Marxism’s renaissance, then, could hardly be a more damning indictment of our historical short-sightedness. Indeed, one poll last week found that many 18 to 24- year- olds see ‘ big business’ as a far bigger threat than Communism.
How could this happen? Yes, young people find it hard to get on to the housing ladder — and, yes, as they never tire of telling us, they have to pay towards their university education.
But the Left’s claim that capitalism has ‘failed’ is hysterical nonsense. Today’s youngsters live longer and healthier lives than ever.

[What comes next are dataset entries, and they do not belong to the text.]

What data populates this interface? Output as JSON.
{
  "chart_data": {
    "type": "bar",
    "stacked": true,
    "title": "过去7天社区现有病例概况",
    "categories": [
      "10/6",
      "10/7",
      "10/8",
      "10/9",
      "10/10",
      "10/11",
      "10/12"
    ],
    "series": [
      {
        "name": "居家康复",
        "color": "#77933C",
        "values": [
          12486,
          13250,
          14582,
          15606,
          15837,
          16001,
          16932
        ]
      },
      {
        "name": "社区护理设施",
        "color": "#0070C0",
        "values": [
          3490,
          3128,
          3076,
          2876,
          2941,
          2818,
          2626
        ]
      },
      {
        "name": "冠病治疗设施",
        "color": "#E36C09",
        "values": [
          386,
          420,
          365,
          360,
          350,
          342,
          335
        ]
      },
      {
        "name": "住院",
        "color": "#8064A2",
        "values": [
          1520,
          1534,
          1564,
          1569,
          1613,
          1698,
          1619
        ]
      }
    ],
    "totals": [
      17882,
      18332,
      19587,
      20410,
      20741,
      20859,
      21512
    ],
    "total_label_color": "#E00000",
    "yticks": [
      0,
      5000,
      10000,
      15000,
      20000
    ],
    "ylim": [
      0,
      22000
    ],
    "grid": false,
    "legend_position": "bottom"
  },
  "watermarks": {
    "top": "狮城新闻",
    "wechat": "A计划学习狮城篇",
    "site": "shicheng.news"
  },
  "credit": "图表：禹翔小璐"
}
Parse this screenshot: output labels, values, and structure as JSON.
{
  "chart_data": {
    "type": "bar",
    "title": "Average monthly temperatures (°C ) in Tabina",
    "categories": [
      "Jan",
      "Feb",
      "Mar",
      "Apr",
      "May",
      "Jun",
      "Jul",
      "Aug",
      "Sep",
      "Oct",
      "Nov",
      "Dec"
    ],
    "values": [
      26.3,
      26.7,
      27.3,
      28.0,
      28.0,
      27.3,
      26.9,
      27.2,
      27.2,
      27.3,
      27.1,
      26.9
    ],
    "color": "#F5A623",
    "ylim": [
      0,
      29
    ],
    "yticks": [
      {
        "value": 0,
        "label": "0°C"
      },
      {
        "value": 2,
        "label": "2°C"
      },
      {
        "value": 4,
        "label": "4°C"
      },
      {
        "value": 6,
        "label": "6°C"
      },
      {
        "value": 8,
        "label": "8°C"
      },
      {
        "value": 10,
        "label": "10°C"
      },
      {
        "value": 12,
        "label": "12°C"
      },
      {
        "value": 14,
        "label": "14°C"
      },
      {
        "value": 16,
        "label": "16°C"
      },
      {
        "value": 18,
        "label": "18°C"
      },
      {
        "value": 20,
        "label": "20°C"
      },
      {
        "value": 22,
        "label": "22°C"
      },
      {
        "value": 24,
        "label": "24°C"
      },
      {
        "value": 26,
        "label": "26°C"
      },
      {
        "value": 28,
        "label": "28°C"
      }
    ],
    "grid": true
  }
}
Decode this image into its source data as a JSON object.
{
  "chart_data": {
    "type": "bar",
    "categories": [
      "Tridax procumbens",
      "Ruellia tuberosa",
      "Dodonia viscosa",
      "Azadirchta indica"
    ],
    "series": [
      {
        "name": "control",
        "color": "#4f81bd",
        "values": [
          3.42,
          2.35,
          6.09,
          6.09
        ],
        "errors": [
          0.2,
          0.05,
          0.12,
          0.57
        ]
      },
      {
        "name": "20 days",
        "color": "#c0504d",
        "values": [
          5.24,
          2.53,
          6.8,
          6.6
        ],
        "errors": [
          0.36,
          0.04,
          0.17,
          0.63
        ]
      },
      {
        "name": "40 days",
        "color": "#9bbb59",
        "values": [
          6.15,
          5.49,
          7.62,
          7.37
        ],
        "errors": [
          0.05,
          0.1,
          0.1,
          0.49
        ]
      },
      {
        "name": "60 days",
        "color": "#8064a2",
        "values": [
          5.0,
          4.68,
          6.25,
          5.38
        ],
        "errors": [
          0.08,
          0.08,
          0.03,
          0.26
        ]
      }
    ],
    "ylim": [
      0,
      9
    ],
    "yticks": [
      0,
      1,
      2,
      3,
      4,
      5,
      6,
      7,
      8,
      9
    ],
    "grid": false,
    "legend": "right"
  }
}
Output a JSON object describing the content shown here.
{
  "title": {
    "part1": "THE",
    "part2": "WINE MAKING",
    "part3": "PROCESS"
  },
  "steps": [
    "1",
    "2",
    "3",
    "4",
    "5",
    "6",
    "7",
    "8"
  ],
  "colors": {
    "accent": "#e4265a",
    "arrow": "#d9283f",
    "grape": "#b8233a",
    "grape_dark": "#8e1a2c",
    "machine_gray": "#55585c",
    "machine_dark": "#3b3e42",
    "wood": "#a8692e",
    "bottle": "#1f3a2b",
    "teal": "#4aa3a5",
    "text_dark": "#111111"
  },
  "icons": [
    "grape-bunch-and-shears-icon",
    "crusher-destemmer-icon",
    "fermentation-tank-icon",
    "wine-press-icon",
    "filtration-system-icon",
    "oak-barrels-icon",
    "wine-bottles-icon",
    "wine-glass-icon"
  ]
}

They are better fed, better housed, travel more and enjoy cultural opportunities their grandparents could barely have imagined.
The truth is that too many people, especially in our universities, are afraid to tell them that no generation can have it all. Politicians, too, often pander to young people, instead of having the guts to stand up for what they really believe.
Yet there are only two ways to beat the hard-Left.
One is to remind people, again and again, of the horrors that they inflicted on millions.
But talking about history can only get you so far. To beat the extremists, the forces of sanity — not just the Tories, but those decent Labour MPs who abhor Mr Corbyn and his works — need to offer a compelling vision of their own. So far, they have utterly failed. They have allowed Britain’s youngsters to be seduced by the apostles of envy, hatred and intolerance.
Our young people deserve better. Our country deserves better. And it is high time somebody carried the fight to the far- Left, before it is too late.